In a given town, on a given day, citizens can either go to the library (activity 1), go to the zoo (activity 2), or stay home (activity 3). Let Xₙ=i if on the nᵗʰ day of the year, the Shuzoku family does activity i. Suppose {Xₙ | n=1,…} is a Markov chain with transition probability matrix $\left( \begin{array} { l l l } .23 & .21 & .56 \\.15 & .41 & .44 \\.22 & .08 & .70\end{array} \right) .$ We know the Shuzoku family went to the zoo on day 1. What is the probability they did not go to the zoo the next two days?

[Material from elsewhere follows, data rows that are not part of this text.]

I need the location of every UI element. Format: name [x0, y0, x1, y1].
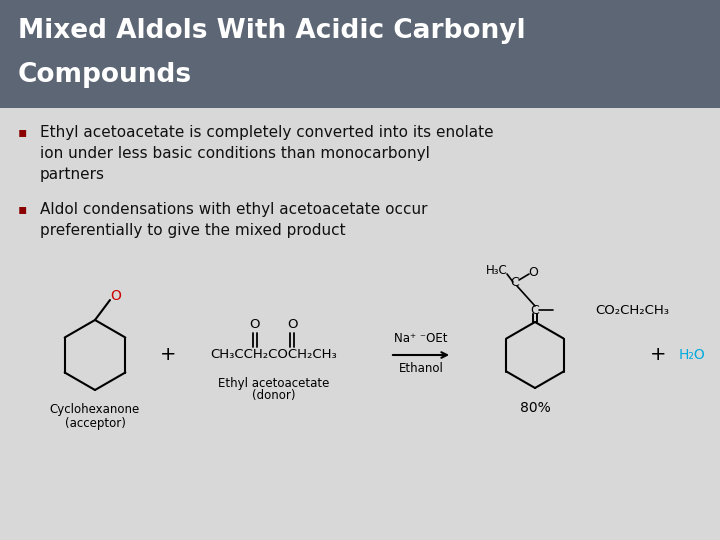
Text: partners: partners	[40, 167, 105, 182]
Text: ▪: ▪	[18, 202, 27, 216]
Text: O: O	[528, 266, 538, 279]
Text: Ethyl acetoacetate is completely converted into its enolate: Ethyl acetoacetate is completely convert…	[40, 125, 494, 140]
Text: preferentially to give the mixed product: preferentially to give the mixed product	[40, 223, 346, 238]
Text: H₃C: H₃C	[486, 264, 508, 276]
Bar	[0, 0, 720, 108]
Text: +: +	[649, 346, 666, 365]
Text: Aldol condensations with ethyl acetoacetate occur: Aldol condensations with ethyl acetoacet…	[40, 202, 428, 217]
Text: O: O	[287, 319, 297, 332]
Text: Na⁺ ⁻OEt: Na⁺ ⁻OEt	[395, 333, 448, 346]
Text: (donor): (donor)	[252, 389, 296, 402]
Text: O: O	[250, 319, 260, 332]
Text: Ethanol: Ethanol	[399, 362, 444, 375]
Text: O: O	[111, 289, 122, 303]
Text: Compounds: Compounds	[18, 62, 192, 88]
Text: ▪: ▪	[18, 125, 27, 139]
Text: C: C	[531, 303, 539, 316]
Text: Cyclohexanone: Cyclohexanone	[50, 403, 140, 416]
Text: (acceptor): (acceptor)	[65, 416, 125, 429]
Text: Ethyl acetoacetate: Ethyl acetoacetate	[218, 376, 330, 389]
Text: +: +	[160, 346, 176, 365]
Text: Mixed Aldols With Acidic Carbonyl: Mixed Aldols With Acidic Carbonyl	[18, 18, 526, 44]
Text: CO₂CH₂CH₃: CO₂CH₂CH₃	[595, 303, 669, 316]
Text: C: C	[510, 275, 519, 288]
Text: ion under less basic conditions than monocarbonyl: ion under less basic conditions than mon…	[40, 146, 430, 161]
Text: CH₃CCH₂COCH₂CH₃: CH₃CCH₂COCH₂CH₃	[211, 348, 338, 361]
Text: H₂O: H₂O	[679, 348, 706, 362]
Text: 80%: 80%	[520, 401, 550, 415]
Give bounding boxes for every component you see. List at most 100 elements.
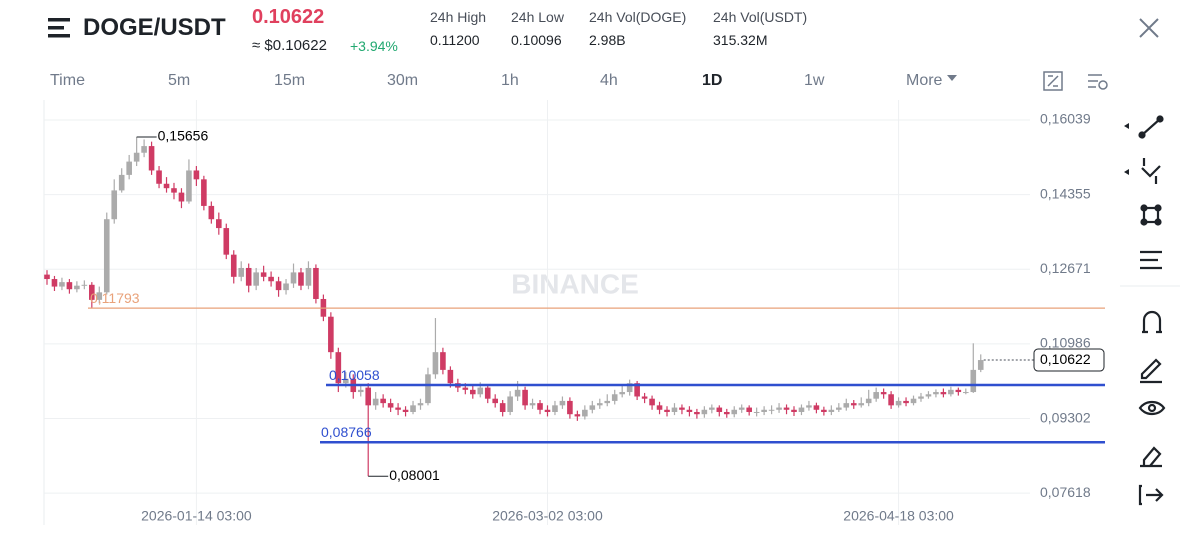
candle-body	[977, 360, 984, 370]
candle-body	[343, 378, 349, 384]
candle-body	[611, 394, 618, 401]
candle-body	[940, 392, 947, 395]
candle-body	[910, 398, 917, 404]
candle-body	[171, 188, 177, 193]
candle-body	[821, 409, 827, 412]
candle-body	[970, 369, 977, 393]
candle-body	[223, 228, 230, 255]
candle-body	[208, 205, 215, 220]
candle-body	[641, 396, 648, 399]
timeframe-tab[interactable]: More	[906, 72, 958, 90]
stat-value: 315.32M	[713, 32, 768, 48]
timeframe-tab[interactable]: 15m	[274, 72, 306, 89]
candle-body	[783, 407, 790, 410]
candle-body	[664, 409, 670, 412]
candle-body	[529, 403, 536, 406]
timeframe-tab[interactable]: 4h	[600, 72, 618, 89]
candle-body	[96, 292, 103, 300]
candle-body	[948, 389, 954, 395]
candle-body	[186, 170, 192, 202]
candle-body	[507, 396, 513, 412]
candle-body	[447, 369, 454, 384]
candle-body	[798, 407, 805, 412]
candle-body	[440, 352, 446, 370]
candle-body	[567, 400, 573, 415]
y-tick-label: 0,12671	[1040, 260, 1091, 276]
candle-body	[402, 409, 409, 412]
candle-body	[477, 387, 484, 395]
candle-body	[89, 284, 95, 300]
timeframe-tab[interactable]: 1h	[501, 72, 519, 89]
candle-body	[873, 392, 879, 399]
candle-body	[118, 174, 125, 191]
candle-body	[925, 394, 932, 397]
candle-body	[836, 407, 842, 410]
candle-body	[253, 272, 259, 286]
candle-body	[417, 403, 424, 406]
candle-body	[806, 405, 812, 408]
candle-body	[372, 398, 379, 406]
candle-body	[387, 403, 394, 408]
high-marker-label: 0,15656	[158, 128, 209, 144]
candle-body	[268, 276, 274, 282]
last-price-box	[1033, 348, 1105, 372]
candle-body	[283, 283, 289, 291]
chart-settings[interactable]	[1042, 70, 1112, 94]
symbol[interactable]: DOGE/USDT	[83, 14, 226, 41]
y-tick-label: 0,10986	[1040, 335, 1091, 351]
candle-body	[499, 403, 506, 412]
approx-price: ≈ $0.10622	[252, 37, 327, 54]
candle-body	[313, 267, 319, 299]
candle-body	[484, 387, 491, 399]
stat-value: 0.11200	[430, 32, 480, 48]
change: +3.94%	[350, 38, 398, 54]
drawing-toolbar	[1120, 115, 1180, 506]
menu-icon[interactable]	[48, 17, 74, 39]
candle-body	[193, 170, 200, 180]
horizontal-line-label: 0,10058	[329, 367, 380, 383]
candle-body	[163, 183, 170, 189]
candle-body	[731, 409, 738, 415]
candle-body	[768, 409, 775, 411]
candle-body	[216, 219, 222, 229]
candle-body	[679, 407, 685, 410]
candle-body	[44, 274, 50, 280]
dropdown-caret	[947, 75, 958, 86]
stat-label: 24h Vol(DOGE)	[589, 9, 687, 25]
price: 0.10622	[252, 6, 325, 28]
candle-body	[604, 400, 611, 404]
candle-body	[395, 407, 401, 410]
candle-body	[126, 161, 132, 175]
candle-body	[843, 403, 850, 408]
candle-body	[305, 267, 312, 286]
candle-body	[425, 374, 431, 404]
candle-body	[694, 411, 700, 415]
x-tick-label: 2026-01-14 03:00	[141, 508, 252, 524]
candle-body	[141, 146, 147, 153]
y-tick-label: 0,16039	[1040, 111, 1091, 127]
close-button[interactable]	[1138, 17, 1160, 39]
timeframe-tab[interactable]: 1w	[804, 72, 825, 89]
horizontal-line-label: 0,11793	[90, 290, 140, 306]
candle-body	[850, 403, 857, 406]
timeframe-tab[interactable]: 5m	[168, 72, 191, 89]
candle-body	[761, 409, 767, 412]
y-tick-label: 0,07618	[1040, 484, 1091, 500]
x-tick-label: 2026-03-02 03:00	[492, 508, 603, 524]
candle-body	[723, 411, 730, 415]
candle-body	[746, 407, 752, 412]
candle-body	[686, 409, 693, 412]
candle-body	[410, 405, 416, 412]
timeframe-tab[interactable]: 1D	[702, 72, 723, 89]
candle-body	[709, 407, 715, 410]
candle-body	[201, 179, 207, 206]
candle-body	[462, 387, 469, 390]
last-price-label: 0,10622	[1040, 351, 1091, 367]
candle-body	[537, 403, 543, 410]
candle-body	[776, 407, 782, 410]
candle-body	[245, 267, 252, 286]
timeframe-tab[interactable]: Time	[50, 72, 85, 89]
candle-body	[582, 409, 588, 417]
timeframe-tab[interactable]: 30m	[387, 72, 419, 89]
candle-body	[552, 405, 558, 412]
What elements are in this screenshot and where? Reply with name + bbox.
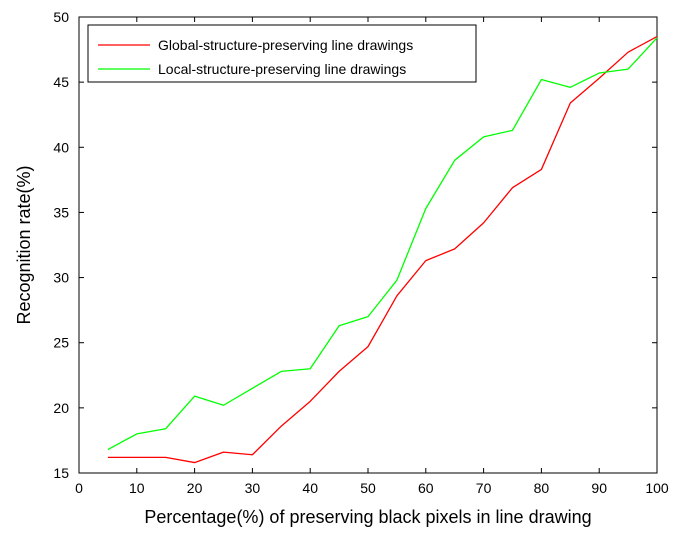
y-tick-label: 35	[53, 204, 69, 220]
x-tick-label: 30	[245, 480, 261, 496]
y-tick-label: 20	[53, 400, 69, 416]
y-tick-label: 15	[53, 465, 69, 481]
x-tick-label: 70	[476, 480, 492, 496]
y-tick-label: 40	[53, 139, 69, 155]
y-tick-label: 45	[53, 74, 69, 90]
ticks-layer: 0 10 20 30 40 50 60 70 80 90 100 15 20 25 30 35 40 45 50	[53, 9, 668, 496]
y-tick-label: 30	[53, 270, 69, 286]
x-tick-label: 40	[302, 480, 318, 496]
legend-box	[87, 24, 477, 83]
y-tick-label: 25	[53, 335, 69, 351]
y-tick-label: 50	[53, 9, 69, 25]
legend-label-local: Local-structure-preserving line drawings	[158, 61, 406, 77]
x-tick-label: 100	[645, 480, 669, 496]
x-tick-label: 20	[187, 480, 203, 496]
x-tick-label: 60	[418, 480, 434, 496]
x-tick-label: 0	[75, 480, 83, 496]
x-tick-label: 80	[534, 480, 550, 496]
legend-label-global: Global-structure-preserving line drawing…	[158, 37, 413, 53]
x-tick-label: 10	[129, 480, 145, 496]
x-tick-label: 90	[591, 480, 607, 496]
x-axis-title: Percentage(%) of preserving black pixels…	[144, 507, 591, 527]
legend: Global-structure-preserving line drawing…	[87, 24, 477, 83]
series-line-global	[107, 35, 658, 464]
series-line-local	[107, 37, 658, 451]
plot-area	[78, 16, 658, 474]
y-axis-title: Recognition rate(%)	[14, 165, 34, 324]
series-layer	[107, 35, 658, 464]
x-tick-label: 50	[360, 480, 376, 496]
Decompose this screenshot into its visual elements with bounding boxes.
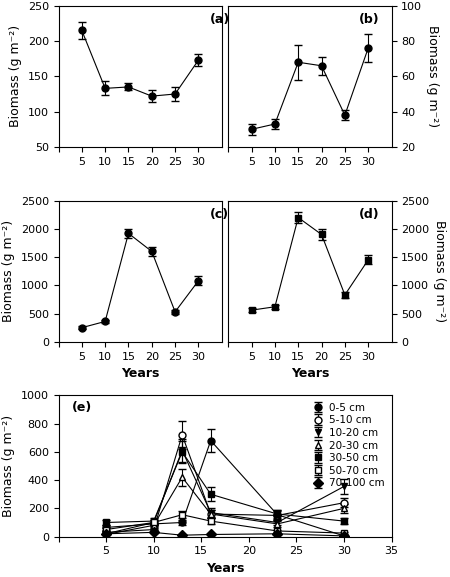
- X-axis label: Years: Years: [291, 367, 329, 380]
- Text: (e): (e): [72, 401, 92, 414]
- Y-axis label: Biomass (g m⁻²): Biomass (g m⁻²): [433, 220, 446, 322]
- Y-axis label: Biomass (g m⁻²): Biomass (g m⁻²): [2, 220, 15, 322]
- X-axis label: Years: Years: [121, 367, 159, 380]
- Text: (c): (c): [210, 208, 230, 220]
- Text: (d): (d): [359, 208, 379, 220]
- Y-axis label: Biomass (g m⁻²): Biomass (g m⁻²): [426, 25, 439, 128]
- Text: (a): (a): [210, 13, 230, 26]
- X-axis label: Years: Years: [206, 562, 244, 575]
- Y-axis label: Biomass (g m⁻²): Biomass (g m⁻²): [9, 25, 22, 128]
- Text: (b): (b): [359, 13, 379, 26]
- Y-axis label: Biomass (g m⁻²): Biomass (g m⁻²): [2, 415, 15, 517]
- Legend: 0-5 cm, 5-10 cm, 10-20 cm, 20-30 cm, 30-50 cm, 50-70 cm, 70-100 cm: 0-5 cm, 5-10 cm, 10-20 cm, 20-30 cm, 30-…: [310, 400, 386, 490]
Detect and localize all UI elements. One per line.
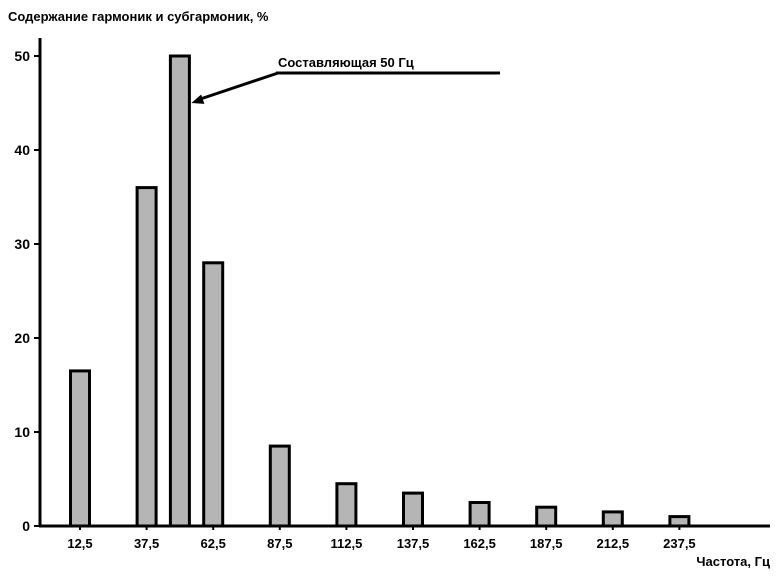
- x-tick-label: 12,5: [67, 536, 92, 551]
- bar: [668, 515, 691, 528]
- bar: [135, 186, 158, 528]
- annotation-leader: [196, 71, 279, 102]
- x-tick-label: 112,5: [330, 536, 362, 551]
- y-tick-label: 50: [14, 48, 30, 64]
- y-tick-label: 30: [14, 236, 30, 252]
- x-axis-label: Частота, Гц: [696, 554, 770, 569]
- y-tick-label: 20: [14, 330, 30, 346]
- y-tick-label: 0: [22, 518, 30, 534]
- x-tick-label: 212,5: [597, 536, 630, 551]
- bar: [468, 501, 491, 528]
- y-tick-label: 40: [14, 142, 30, 158]
- x-tick-label: 37,5: [134, 536, 159, 551]
- x-tick-label: 137,5: [397, 536, 430, 551]
- bar: [268, 444, 291, 528]
- bar: [535, 505, 558, 528]
- x-tick-label: 87,5: [267, 536, 292, 551]
- bar: [601, 510, 624, 528]
- bar: [402, 491, 424, 528]
- bar: [168, 54, 191, 528]
- x-tick-label: 62,5: [201, 536, 226, 551]
- bar: [202, 261, 225, 528]
- y-tick-label: 10: [14, 424, 30, 440]
- chart-title: Содержание гармоник и субгармоник, %: [8, 9, 269, 24]
- x-tick-label: 162,5: [463, 536, 496, 551]
- x-tick-label: 187,5: [530, 536, 563, 551]
- x-tick-label: 237,5: [663, 536, 696, 551]
- annotation-arrowhead: [191, 94, 205, 104]
- bar: [69, 369, 91, 528]
- bar: [335, 482, 358, 528]
- annotation-label: Составляющая 50 Гц: [278, 55, 414, 70]
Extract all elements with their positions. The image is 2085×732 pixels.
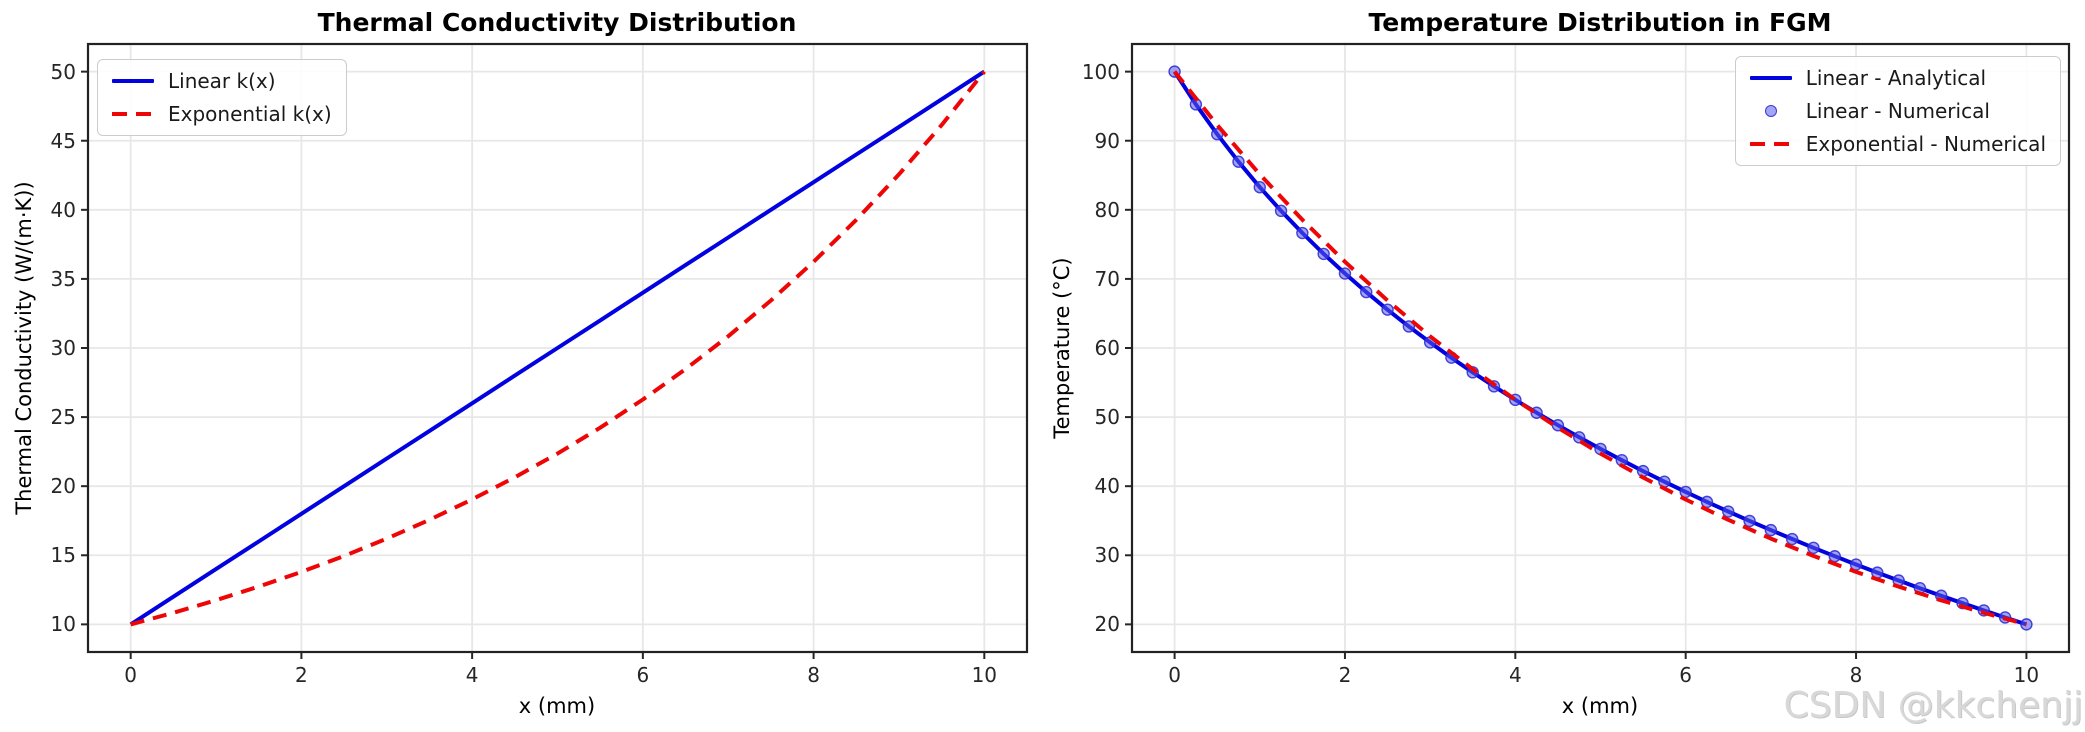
watermark: CSDN @kkchenjj bbox=[1783, 685, 2083, 726]
data-point-marker bbox=[1274, 204, 1288, 218]
series-path bbox=[1173, 70, 2027, 627]
legend-marker-sample bbox=[1764, 105, 1777, 117]
y-tick-label: 50 bbox=[50, 59, 76, 84]
y-tick-label: 45 bbox=[50, 128, 76, 153]
data-point-marker bbox=[1402, 320, 1416, 333]
x-tick-label: 6 bbox=[1679, 663, 1693, 687]
y-tick-label: 35 bbox=[50, 266, 76, 291]
x-tick-label: 6 bbox=[636, 663, 650, 687]
legend-entry: Linear k(x) bbox=[112, 68, 332, 94]
y-tick-label: 25 bbox=[50, 405, 76, 430]
y-tick-label: 70 bbox=[1094, 266, 1120, 291]
data-point-marker bbox=[1700, 495, 1714, 509]
y-tick-label: 50 bbox=[1094, 405, 1120, 430]
data-point-marker bbox=[1785, 532, 1799, 546]
data-point-marker bbox=[1381, 303, 1394, 316]
y-tick-label: 60 bbox=[1094, 336, 1120, 360]
data-point-marker bbox=[1658, 475, 1671, 488]
data-point-marker bbox=[1828, 550, 1841, 563]
dashed-line-swatch-icon bbox=[112, 112, 154, 116]
legend-entry: Linear - Analytical bbox=[1749, 65, 2046, 91]
marker-swatch-icon bbox=[1750, 105, 1792, 117]
y-tick-label: 30 bbox=[50, 336, 76, 360]
y-tick-label: 20 bbox=[1094, 612, 1120, 637]
legend-entry: Linear - Numerical bbox=[1750, 98, 2046, 124]
legend-label: Linear - Numerical bbox=[1805, 99, 1990, 123]
legend-line-sample bbox=[112, 79, 154, 83]
data-point-marker bbox=[1743, 514, 1756, 528]
y-tick-label: 80 bbox=[1094, 197, 1120, 222]
x-tick-label: 4 bbox=[1508, 663, 1522, 687]
data-point-marker bbox=[1338, 267, 1352, 280]
left-xaxis-label: x (mm) bbox=[518, 694, 596, 718]
legend: Linear - Analytical Linear - Numerical Exp… bbox=[1734, 56, 2061, 166]
y-tick-label: 40 bbox=[1094, 474, 1120, 499]
x-tick-label: 0 bbox=[124, 663, 138, 687]
x-tick-label: 2 bbox=[295, 663, 308, 687]
data-point-marker bbox=[1317, 247, 1330, 261]
x-tick-label: 4 bbox=[465, 663, 479, 687]
data-point-marker bbox=[1807, 541, 1820, 555]
solid-line-swatch-icon bbox=[112, 79, 154, 83]
data-point-marker bbox=[1232, 155, 1245, 168]
left-plot-title: Thermal Conductivity Distribution bbox=[317, 8, 797, 37]
y-tick-label: 30 bbox=[1094, 543, 1120, 568]
legend-dash-sample bbox=[112, 112, 154, 116]
y-tick-label: 15 bbox=[50, 543, 76, 568]
legend: Linear k(x) Exponential k(x) bbox=[97, 59, 347, 136]
legend-label: Exponential - Numerical bbox=[1805, 132, 2046, 156]
x-tick-label: 10 bbox=[971, 663, 998, 687]
series-path bbox=[129, 69, 986, 627]
right-plot-title: Temperature Distribution in FGM bbox=[1368, 8, 1832, 37]
data-point-marker bbox=[1296, 226, 1309, 240]
data-point-marker bbox=[1764, 523, 1778, 537]
data-point-marker bbox=[1551, 419, 1565, 432]
dashed-line-swatch-icon bbox=[1749, 142, 1792, 146]
x-tick-label: 10 bbox=[2013, 663, 2040, 687]
x-tick-label: 2 bbox=[1338, 663, 1352, 687]
data-point-marker bbox=[1360, 285, 1373, 299]
data-point-marker bbox=[1722, 505, 1735, 518]
legend-entry: Exponential k(x) bbox=[112, 101, 332, 127]
legend-label: Exponential k(x) bbox=[168, 102, 332, 126]
y-tick-label: 40 bbox=[50, 197, 76, 222]
x-tick-label: 8 bbox=[1849, 663, 1863, 687]
y-tick-label: 10 bbox=[50, 612, 76, 637]
y-tick-label: 90 bbox=[1094, 128, 1120, 153]
series-path bbox=[130, 70, 986, 627]
legend-line-sample bbox=[1749, 76, 1792, 80]
legend-dash-sample bbox=[1749, 142, 1792, 146]
y-tick-label: 20 bbox=[50, 474, 76, 499]
legend-label: Linear - Analytical bbox=[1805, 66, 1987, 90]
legend-entry: Exponential - Numerical bbox=[1749, 131, 2046, 157]
data-point-marker bbox=[1253, 181, 1266, 194]
legend-label: Linear k(x) bbox=[168, 69, 276, 93]
data-point-marker bbox=[1636, 464, 1650, 478]
x-tick-label: 0 bbox=[1168, 663, 1181, 687]
right-xaxis-label: x (mm) bbox=[1561, 694, 1639, 718]
x-tick-label: 8 bbox=[807, 663, 820, 687]
y-tick-label: 100 bbox=[1081, 59, 1120, 84]
solid-line-swatch-icon bbox=[1749, 76, 1792, 80]
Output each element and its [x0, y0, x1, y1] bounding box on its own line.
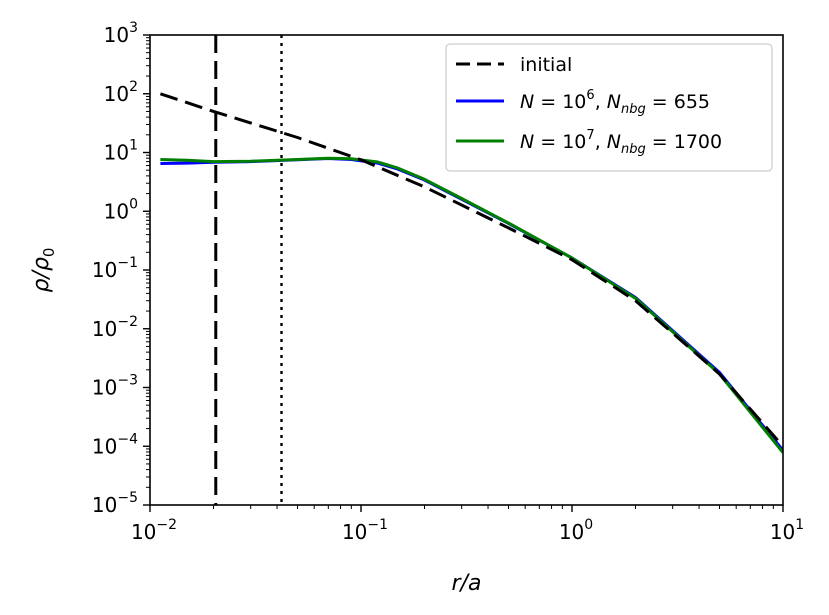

Geoff, Berniece, and Luis play a three-player game. Each time they play Geoff wins with probability .45, Berniece wins with probability .32 and Luis wins with probability .23. After each play the winner gets to wear a crown, which then goes to the winner of the next game. Find the long-run proportion of the time each player gets to wear the crown.

Let {Xₙ | n=1,…} be a Markov process with state space {1,2,3} and transition matrix $\left( \begin{array} { l l l } .18 & .26 & .56 \\.11 & .61 & .28 \\.22 & .34 & .44\end{array} \right)$ If X₁ is in state 1, find the expected number of transitions until getting to 2 or 3 for the first time.

Construct a transition probability matrix of a Markov chain with state space {1,2,…,7,8} in which {1,2,3} is recurrent having period 2, {4,5,6,7} is recurrent having period 3, and {8} is aperiodic transient.

Calls come in for a radio contest at a Poisson rate of 12 per minute. If 40 calls come in between 2:00pm and 2:04pm, what is the probability that only the last two calls arrived in the last 10 seconds of 2:03pm?